Fintan pointed out what might seem obvious, but which nobody mentions. The developers who overpaid for all this land and property gave the money to somebody. It didn’t just evaporate into thin air.
Somebody got too much for their land or their buildings, they have it in a bank somewhere, and now the Irish taxpayer is picking up the tab.
Well, look. How about this for an idea?
Under the government’s current plan, NAMA will have the authority to tell the banks how much it’s going to pay them for their distressed assets. It will be able to say, No, we won’t give you the €77 billion you lent. We’ll give you €54 billion instead. NAMA will be given the power of valuation.
Leave aside for a moment the fact that NAMA is still paying the banks too much. Look instead at its powers to determine the discount. Look also at the government’s powers to take money from you and me by way of taxation and levies.
Here’s my suggestion.
Since NAMA is going to value and take over all these bad assets, why not go one step further?
Why not give NAMA the power to look into the transaction when the land or buildings were bought, and see if the person who sold them was paid too much?
And if NAMA decides the vendor was paid too much, why not take the excessive profits back from them and put it into the fund that buys the assets from the bank?
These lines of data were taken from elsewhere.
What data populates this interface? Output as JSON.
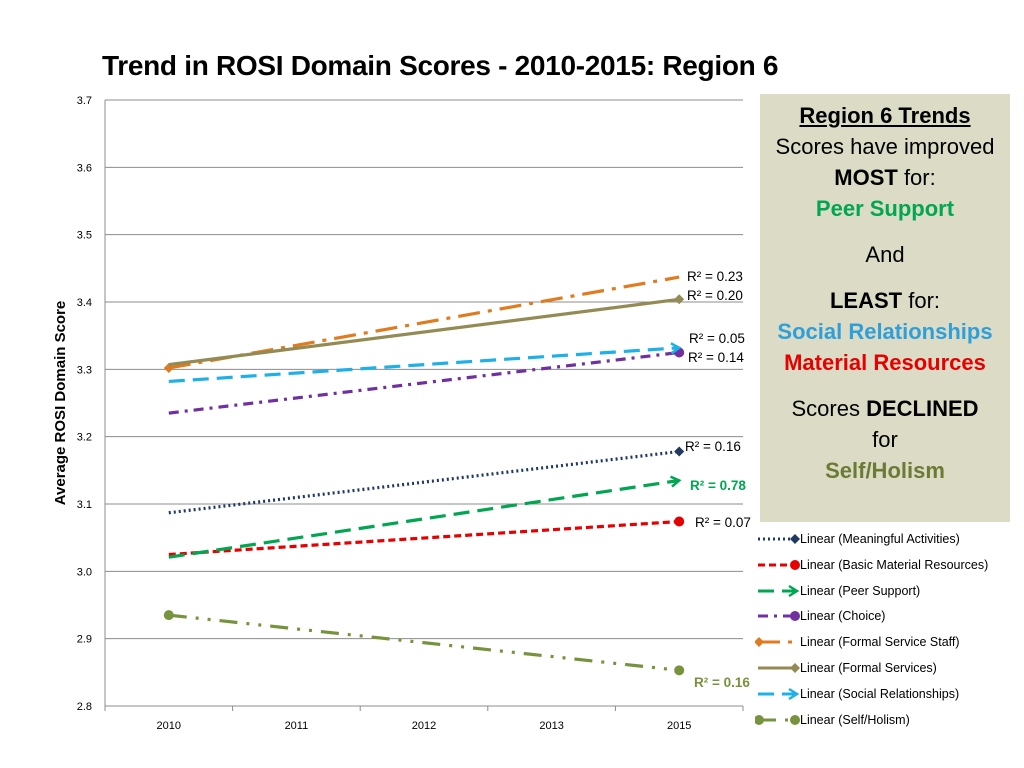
{
  "chart_data": {
    "type": "line",
    "title": "Trend in ROSI Domain Scores - 2010-2015: Region 6",
    "xlabel": "",
    "ylabel": "Average ROSI Domain Score",
    "categories": [
      "2010",
      "2011",
      "2012",
      "2013",
      "2015"
    ],
    "ylim": [
      2.8,
      3.7
    ],
    "yticks": [
      "2.8",
      "2.9",
      "3.0",
      "3.1",
      "3.2",
      "3.3",
      "3.4",
      "3.5",
      "3.6",
      "3.7"
    ],
    "grid": true,
    "series": [
      {
        "name": "Linear (Meaningful Activities)",
        "start": 3.087,
        "end": 3.178,
        "color": "#1f3864",
        "dash": "dot",
        "marker": "diamond",
        "r2": "R² = 0.16",
        "r2_color": "#000000",
        "r2_bold": false
      },
      {
        "name": "Linear (Basic Material Resources)",
        "start": 3.025,
        "end": 3.074,
        "color": "#e60000",
        "dash": "dash",
        "marker": "circle",
        "r2": "R² = 0.07",
        "r2_color": "#000000",
        "r2_bold": false
      },
      {
        "name": "Linear (Peer Support)",
        "start": 3.021,
        "end": 3.135,
        "color": "#00a651",
        "dash": "longdash",
        "marker": "arrow",
        "r2": "R² = 0.78",
        "r2_color": "#00a651",
        "r2_bold": true
      },
      {
        "name": "Linear (Choice)",
        "start": 3.235,
        "end": 3.325,
        "color": "#7030a0",
        "dash": "dashdot",
        "marker": "circle",
        "r2": "R² = 0.14",
        "r2_color": "#000000",
        "r2_bold": false
      },
      {
        "name": "Linear (Formal Service Staff)",
        "start": 3.302,
        "end": 3.437,
        "color": "#e07b20",
        "dash": "longdashdot",
        "marker": "diamond-start",
        "r2": "R² = 0.23",
        "r2_color": "#000000",
        "r2_bold": false
      },
      {
        "name": "Linear (Formal Services)",
        "start": 3.307,
        "end": 3.404,
        "color": "#948a54",
        "dash": "solid",
        "marker": "diamond",
        "r2": "R² = 0.20",
        "r2_color": "#000000",
        "r2_bold": false
      },
      {
        "name": "Linear (Social Relationships)",
        "start": 3.282,
        "end": 3.332,
        "color": "#1fb0e8",
        "dash": "longdash",
        "marker": "arrow",
        "r2": "R² = 0.05",
        "r2_color": "#000000",
        "r2_bold": false
      },
      {
        "name": "Linear (Self/Holism)",
        "start": 2.935,
        "end": 2.853,
        "color": "#77933c",
        "dash": "longdashdotdot",
        "marker": "circle-both",
        "r2": "R² = 0.16",
        "r2_color": "#77933c",
        "r2_bold": true
      }
    ]
  },
  "panel": {
    "heading": "Region 6 Trends",
    "line1": "Scores have improved",
    "most": "MOST",
    "for1": " for:",
    "peer": "Peer Support",
    "and": "And",
    "least": "LEAST",
    "for2": " for:",
    "social": "Social Relationships",
    "material": "Material Resources",
    "scores": "Scores ",
    "declined": "DECLINED",
    "for3": "for",
    "self": "Self/Holism"
  }
}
This would mean that the people whose greed caused the whole mess would end up paying for it, instead of the little people like you and me. After all, these people’s unreasonable profits are why the loans were overvalued in the first place.
Yes, it’s true that a lot of the money went this way and that: to the percentage merchants like estate agents who grew fat on their inflated fees, and the design teams who were paid on the gross price of the developments, right down to the greedy blocklayers who charged €2 per block to build the goddamn things. But if our system is capable of tracking down a poor man on the dole for accepting a day’s work, it should surely be capable of unravelling who got what out of all the billions.
Tell me. What would be wrong with doing this?